Golden Block 16/08 - the Huizhou 21-1 oil field is still producing after 25 years of continuous production (courtesy of CCTV.com)
Nanhai Faxian - the FPSO used in the Huizhou 21 Oil Field. The FPSO is detachable, enabling the vessel to be disconnected and sail to safe place when severe typhoon is approaching. (Photo courtesy: MarineTraffic.com)
Photo courtesy: CCTV.com
As Pacific Energy Development completes its first extended length lateral of over 8000 FT and 33 frac stages after drilling four wells, it is interesting to compare the development of its Niobrara asset to what is happening in shale assets overseas. Horizontal drilling and completion technology has revolutionized US onshore oil production with the discovery of numerous oil shale plays. The International Energy Agency (IEA) has even actually predicted that the United States will be the largest oil producer in the world by 2020. Due to this success, many people have been predicting a similar surge of production internationally completely from shale based production growth. The reality has been somewhat different from the expectation in that infrastructure, pricing, political, and regulatory issues have delayed this growth possibly for decades in many countries.
In terms of infrastructure, many countries lack the technological services and pipeline systems to effectively develop shale assets. Without an existing midstream network, it is difficult to invest hundreds of millions of dollars in pipeline services for a remote region where development is not guaranteed. Without experienced personnel and technological service companies, it is challenging to develop shale oil or gas assets which do not produce any oil or gas without the appropriate treatment and drilling techniques. To give a relative idea of how far off technology is in Europe, the largest frac job ever performed is a nine stage well in Ukraine with a lateral length of ~3000 ft
Compounding these problems is that mineral rights are not owned privately overseas. Due to larger concessions being granted for acreage, there is a lack of competition within areas which inherently slows down experimentation and trying of new techniques. Using the US as an analogue, it was not the large companies, like Shell and Exxon, that led the shale revolution but small independents that were willing to fail over and over again until they found the secret recipes for success. From a regulatory and political standpoint, there has been a severe backlash against hydraulic fracturing overseas. Without having decades of understanding in the safety of technology, many areas of the world have attempted to ban it. What is especially interesting about this is that over 1,600 wells have been drilled within the City of Fort Worth with few ill effects.
Finally, many countries have long term pricing contracts which are not directly tied to the costs of production. Shale oil and gas development has a large capital cost compared to drilling conventional high permeability wells. Given how traditional production sharing contracts work, it would be very challenging in most areas to economically develop a shale gas asset.

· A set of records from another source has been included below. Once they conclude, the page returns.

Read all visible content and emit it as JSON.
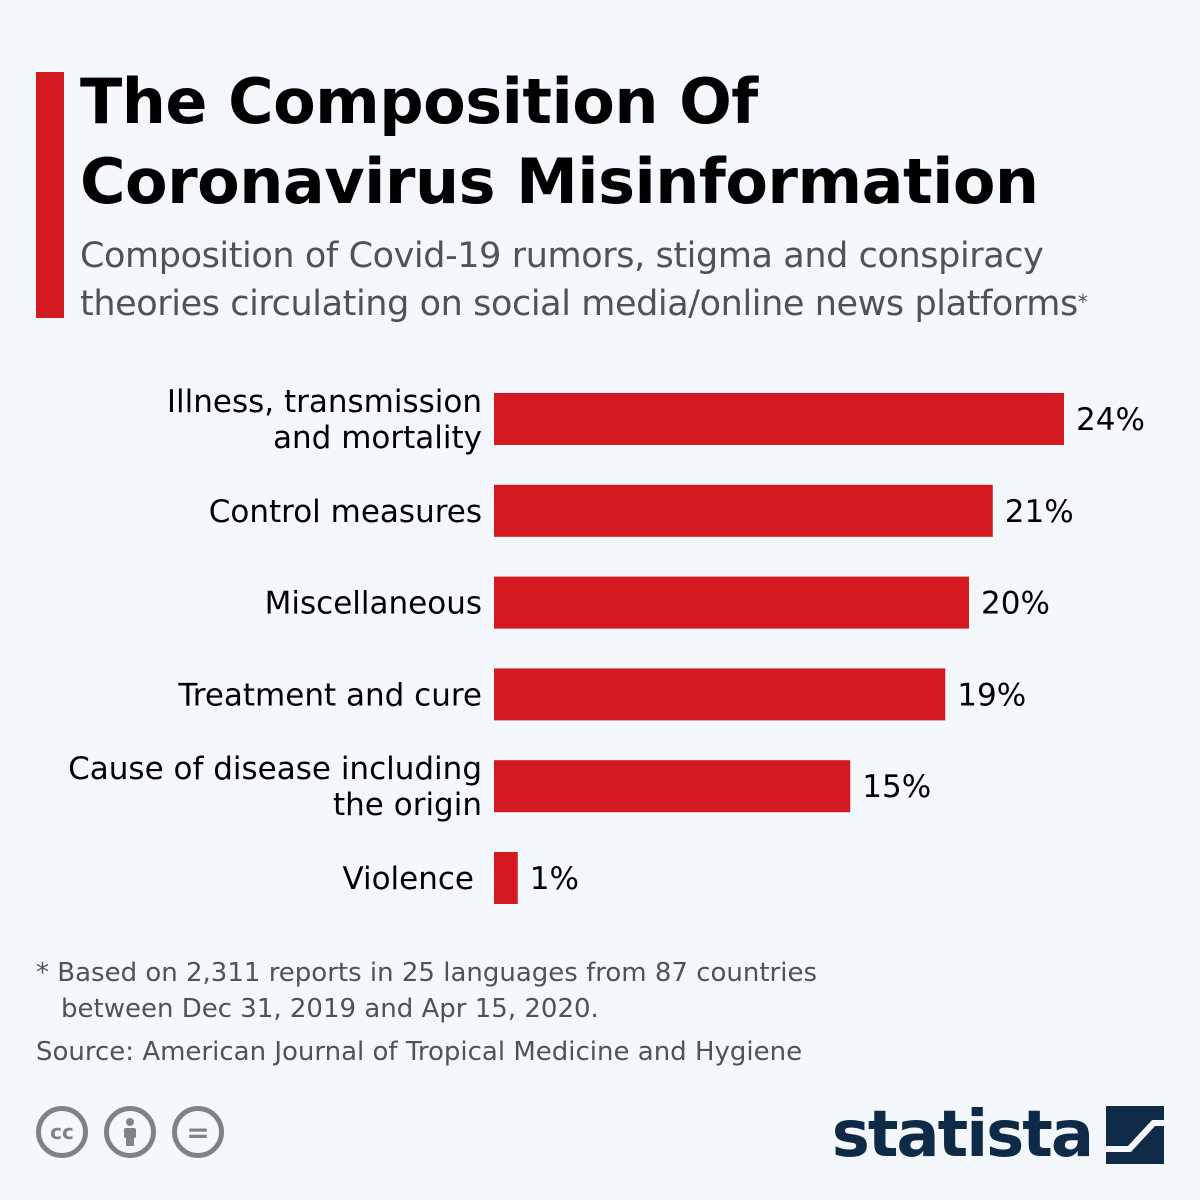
{
  "header": {
    "title_line1": "The Composition Of",
    "title_line2": "Coronavirus Misinformation",
    "subtitle_line1": "Composition of Covid-19 rumors, stigma and conspiracy",
    "subtitle_line2": "theories circulating on social media/online news platforms",
    "subtitle_mark": "*"
  },
  "colors": {
    "accent": "#d41921",
    "bar": "#d41921",
    "text": "#000000",
    "muted": "#4d535a",
    "brand": "#0f2a47"
  },
  "chart_data": {
    "type": "bar",
    "orientation": "horizontal",
    "categories": [
      [
        "Illness, transmission",
        "and mortality"
      ],
      [
        "Control measures"
      ],
      [
        "Miscellaneous"
      ],
      [
        "Treatment and cure"
      ],
      [
        "Cause of disease including",
        "the origin"
      ],
      [
        "Violence"
      ]
    ],
    "values": [
      24,
      21,
      20,
      19,
      15,
      1
    ],
    "value_labels": [
      "24%",
      "21%",
      "20%",
      "19%",
      "15%",
      "1%"
    ],
    "unit": "%",
    "xlim": [
      0,
      24
    ],
    "grid": false,
    "legend": "none"
  },
  "footer": {
    "note_line1": "* Based on 2,311 reports in 25 languages from 87 countries",
    "note_line2": "between Dec 31, 2019 and Apr 15, 2020.",
    "source": "Source: American Journal of Tropical Medicine and Hygiene",
    "license_icons": [
      "cc-icon",
      "attribution-icon",
      "no-derivatives-icon"
    ],
    "cc_label": "cc",
    "nd_label": "="
  },
  "brand": {
    "name": "statista"
  }
}
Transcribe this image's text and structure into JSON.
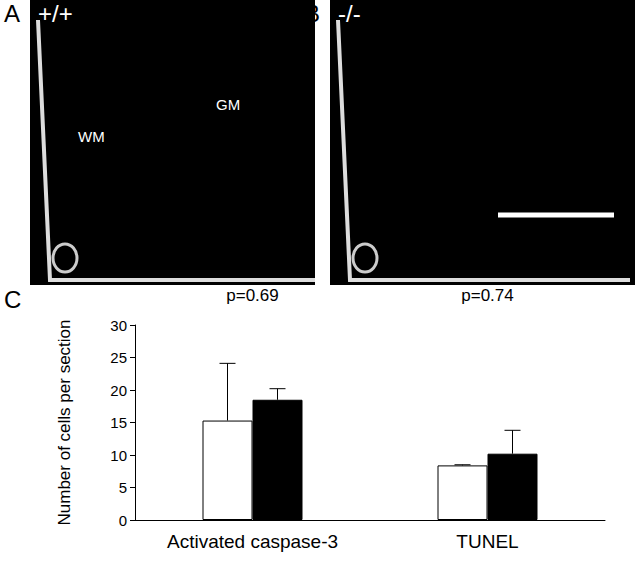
{
  "panels": [
    {
      "label": "A",
      "genotype": "+/+",
      "regions": [
        "WM",
        "GM"
      ]
    },
    {
      "label": "B",
      "genotype": "-/-",
      "regions": []
    }
  ],
  "chart_data": {
    "panel": "C",
    "type": "bar",
    "categories": [
      "Activated caspase-3",
      "TUNEL"
    ],
    "y_label": "Number of cells per section",
    "ylim": [
      0,
      30
    ],
    "yticks": [
      0,
      5,
      10,
      15,
      20,
      25,
      30
    ],
    "grid": false,
    "annotations": [
      "p=0.69",
      "p=0.74"
    ],
    "series": [
      {
        "color": "#ffffff",
        "values": [
          15.3,
          8.4
        ],
        "errors": [
          8.8,
          0.1
        ]
      },
      {
        "color": "#000000",
        "values": [
          18.5,
          10.2
        ],
        "errors": [
          1.7,
          3.6
        ]
      }
    ]
  }
}
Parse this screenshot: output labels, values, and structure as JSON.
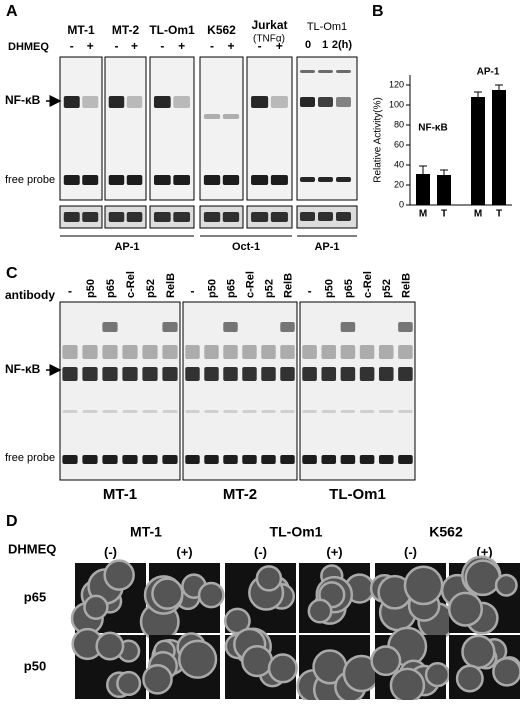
{
  "panel_a": {
    "label": "A",
    "treatment": "DHMEQ",
    "signs": [
      "-",
      "+"
    ],
    "gels": [
      "MT-1",
      "MT-2",
      "TL-Om1",
      "K562",
      "Jurkat"
    ],
    "jurkat_note": "(TNFα)",
    "time_gel": {
      "name": "TL-Om1",
      "times": [
        "0",
        "1",
        "2(h)"
      ]
    },
    "band": "NF-κB",
    "free_probe": "free probe",
    "controls": [
      "AP-1",
      "Oct-1",
      "AP-1"
    ]
  },
  "panel_b": {
    "label": "B",
    "chart_data": {
      "type": "bar",
      "ylabel": "Relative Activity(%)",
      "categories": [
        "M",
        "T",
        "M",
        "T"
      ],
      "values": [
        31,
        30,
        108,
        115
      ],
      "errors": [
        8,
        5,
        5,
        5
      ],
      "annotations": [
        "NF-κB",
        "AP-1"
      ],
      "color": "#000000",
      "ylim": [
        0,
        130
      ],
      "yticks": [
        0,
        20,
        40,
        60,
        80,
        100,
        120
      ]
    }
  },
  "panel_c": {
    "label": "C",
    "antibody": "antibody",
    "lanes": [
      "-",
      "p50",
      "p65",
      "c-Rel",
      "p52",
      "RelB"
    ],
    "cells": [
      "MT-1",
      "MT-2",
      "TL-Om1"
    ],
    "band": "NF-κB",
    "free_probe": "free probe"
  },
  "panel_d": {
    "label": "D",
    "treatment": "DHMEQ",
    "cells": [
      "MT-1",
      "TL-Om1",
      "K562"
    ],
    "conditions": [
      "(-)",
      "(+)"
    ],
    "stains": [
      "p65",
      "p50"
    ]
  }
}
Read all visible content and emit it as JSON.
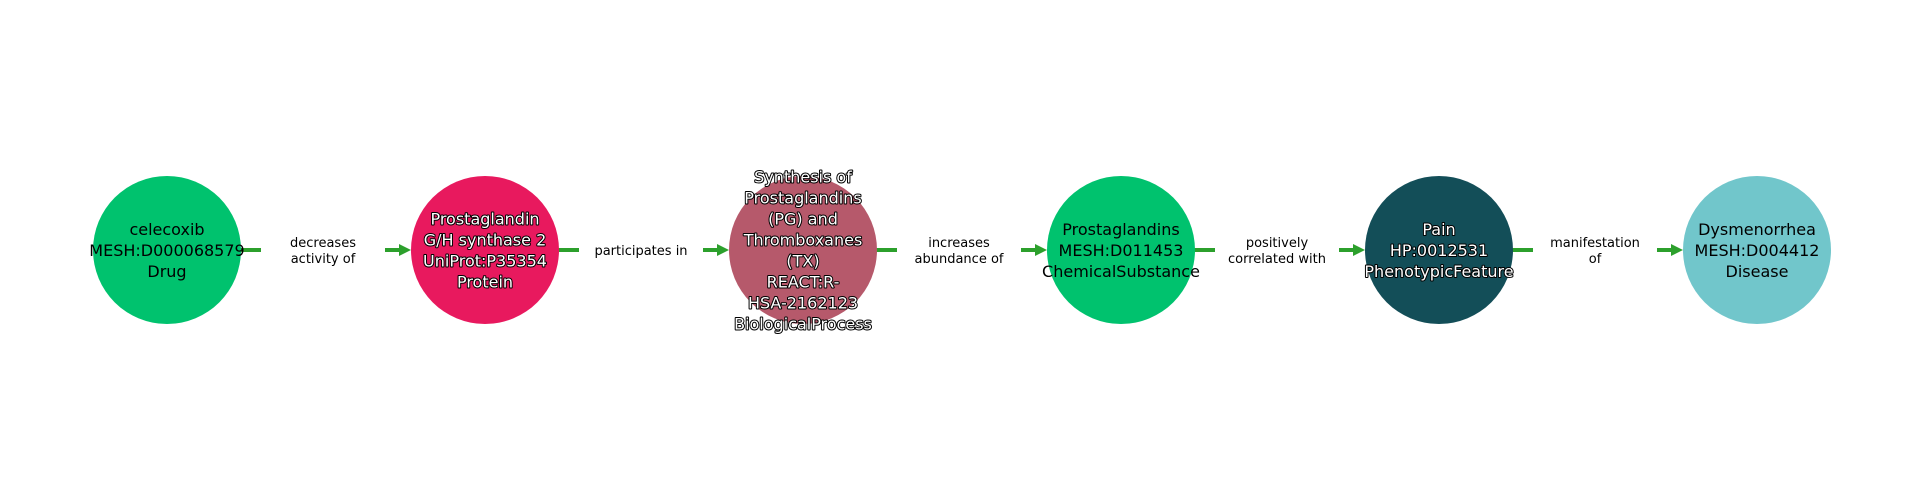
{
  "diagram": {
    "edge_color": "#2ca02c",
    "nodes": [
      {
        "id": "celecoxib",
        "lines": [
          "celecoxib",
          "MESH:D000068579",
          "Drug"
        ],
        "color": "#00c26e",
        "text_color": "#000000",
        "outline": false
      },
      {
        "id": "prostaglandin-synthase",
        "lines": [
          "Prostaglandin",
          "G/H synthase 2",
          "UniProt:P35354",
          "Protein"
        ],
        "color": "#e8195e",
        "text_color": "#ffffff",
        "outline": true
      },
      {
        "id": "synthesis-of-prostaglandins",
        "lines": [
          "Synthesis of",
          "Prostaglandins",
          "(PG) and",
          "Thromboxanes",
          "(TX)",
          "REACT:R-",
          "HSA-2162123",
          "BiologicalProcess"
        ],
        "color": "#b6596b",
        "text_color": "#ffffff",
        "outline": true
      },
      {
        "id": "prostaglandins",
        "lines": [
          "Prostaglandins",
          "MESH:D011453",
          "ChemicalSubstance"
        ],
        "color": "#00c26e",
        "text_color": "#000000",
        "outline": false
      },
      {
        "id": "pain",
        "lines": [
          "Pain",
          "HP:0012531",
          "PhenotypicFeature"
        ],
        "color": "#134e58",
        "text_color": "#ffffff",
        "outline": true
      },
      {
        "id": "dysmenorrhea",
        "lines": [
          "Dysmenorrhea",
          "MESH:D004412",
          "Disease"
        ],
        "color": "#71c6cb",
        "text_color": "#000000",
        "outline": false
      }
    ],
    "edges": [
      {
        "from": 0,
        "to": 1,
        "label_lines": [
          "decreases",
          "activity of"
        ]
      },
      {
        "from": 1,
        "to": 2,
        "label_lines": [
          "participates in"
        ]
      },
      {
        "from": 2,
        "to": 3,
        "label_lines": [
          "increases",
          "abundance of"
        ]
      },
      {
        "from": 3,
        "to": 4,
        "label_lines": [
          "positively",
          "correlated with"
        ]
      },
      {
        "from": 4,
        "to": 5,
        "label_lines": [
          "manifestation",
          "of"
        ]
      }
    ]
  }
}
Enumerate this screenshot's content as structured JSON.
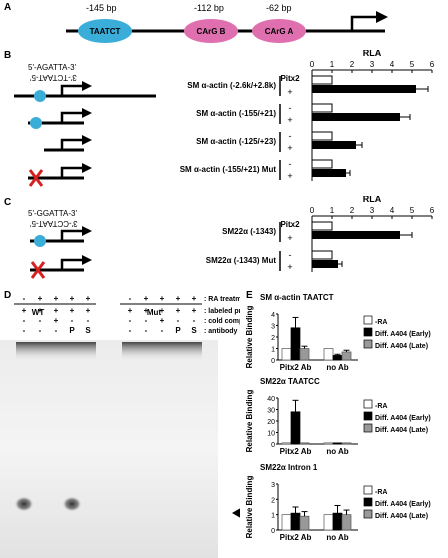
{
  "panelA": {
    "letter": "A",
    "elements": [
      {
        "label": "TAATCT",
        "distance": "-145 bp",
        "color": "#3aaed8"
      },
      {
        "label": "CArG B",
        "distance": "-112 bp",
        "color": "#e06fb0"
      },
      {
        "label": "CArG A",
        "distance": "-62 bp",
        "color": "#e06fb0"
      }
    ]
  },
  "panelB": {
    "letter": "B",
    "seq_top": "5'-AGATTA-3'",
    "seq_bottom": "3'-TCTAAT-5'",
    "axis_title": "RLA",
    "pitx_label": "Pitx2",
    "ticks": [
      "0",
      "1",
      "2",
      "3",
      "4",
      "5",
      "6"
    ],
    "constructs": [
      {
        "name": "SM α-actin (-2.6k/+2.8k)",
        "minus": 1.0,
        "plus": 5.2,
        "err": 0.6
      },
      {
        "name": "SM α-actin (-155/+21)",
        "minus": 1.0,
        "plus": 4.4,
        "err": 0.5
      },
      {
        "name": "SM α-actin (-125/+23)",
        "minus": 1.0,
        "plus": 2.2,
        "err": 0.3
      },
      {
        "name": "SM α-actin (-155/+21) Mut",
        "minus": 1.0,
        "plus": 1.7,
        "err": 0.2
      }
    ]
  },
  "panelC": {
    "letter": "C",
    "seq_top": "5'-GGATTA-3'",
    "seq_bottom": "3'-CCTAAT-5'",
    "axis_title": "RLA",
    "pitx_label": "Pitx2",
    "ticks": [
      "0",
      "1",
      "2",
      "3",
      "4",
      "5",
      "6"
    ],
    "constructs": [
      {
        "name": "SM22α (-1343)",
        "minus": 1.0,
        "plus": 4.4,
        "err": 0.6
      },
      {
        "name": "SM22α (-1343) Mut",
        "minus": 1.0,
        "plus": 1.3,
        "err": 0.2
      }
    ]
  },
  "panelD": {
    "letter": "D",
    "row_labels": [
      ": RA treatment",
      ": labeled probe",
      ": cold competitor",
      ": antibody"
    ],
    "group_wt": "WT",
    "group_mut": "Mut",
    "ra_row": [
      "-",
      "+",
      "+",
      "+",
      "+",
      "-",
      "+",
      "+",
      "+",
      "+"
    ],
    "probe_row": [
      "+",
      "+",
      "+",
      "+",
      "+",
      "+",
      "+",
      "+",
      "+",
      "+"
    ],
    "cold_row": [
      "-",
      "-",
      "+",
      "-",
      "-",
      "-",
      "-",
      "+",
      "-",
      "-"
    ],
    "ab_row": [
      "-",
      "-",
      "-",
      "P",
      "S",
      "-",
      "-",
      "-",
      "P",
      "S"
    ]
  },
  "panelE": {
    "letter": "E",
    "ylabel": "Relative Binding",
    "legend": [
      "-RA",
      "Diff. A404 (Early)",
      "Diff. A404 (Late)"
    ],
    "colors": [
      "#ffffff",
      "#000000",
      "#999999"
    ],
    "groups": [
      "Pitx2 Ab",
      "no Ab"
    ],
    "charts": [
      {
        "title": "SM α-actin TAATCT",
        "ymax": 4,
        "ticks": [
          "0",
          "1",
          "2",
          "3",
          "4"
        ],
        "values": [
          [
            1.0,
            2.8,
            1.0
          ],
          [
            1.0,
            0.4,
            0.7
          ]
        ],
        "errors": [
          [
            0,
            0.9,
            0.2
          ],
          [
            0,
            0.1,
            0.15
          ]
        ]
      },
      {
        "title": "SM22α TAATCC",
        "ymax": 40,
        "ticks": [
          "0",
          "10",
          "20",
          "30",
          "40"
        ],
        "values": [
          [
            1.0,
            28.0,
            1.0
          ],
          [
            1.0,
            1.0,
            1.0
          ]
        ],
        "errors": [
          [
            0,
            10.0,
            0
          ],
          [
            0,
            0,
            0
          ]
        ]
      },
      {
        "title": "SM22α Intron 1",
        "ymax": 3,
        "ticks": [
          "0",
          "1",
          "2",
          "3"
        ],
        "values": [
          [
            1.0,
            1.1,
            0.9
          ],
          [
            1.0,
            1.1,
            1.0
          ]
        ],
        "errors": [
          [
            0,
            0.4,
            0.3
          ],
          [
            0,
            0.5,
            0.3
          ]
        ]
      }
    ]
  }
}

In spite of all this negativity, there appears to be a bright spot overseas in China. The government there has made it a priority to develop shale assets providing relatively stable and high pricing compared with the rest of the world along with numerous incentives for success. They have made it a point to buy interests in US oil and gas operations to train staff to take the technology home. Finally, they are actively drilling and testing horizontal shale wells exceeding the European record leading shale technology growth overseas. It will be curious to see how development continues to grow within countries such as China where shale exploration is actively encouraged by its government vs. other countries where it appears that fracing is still a four letter word.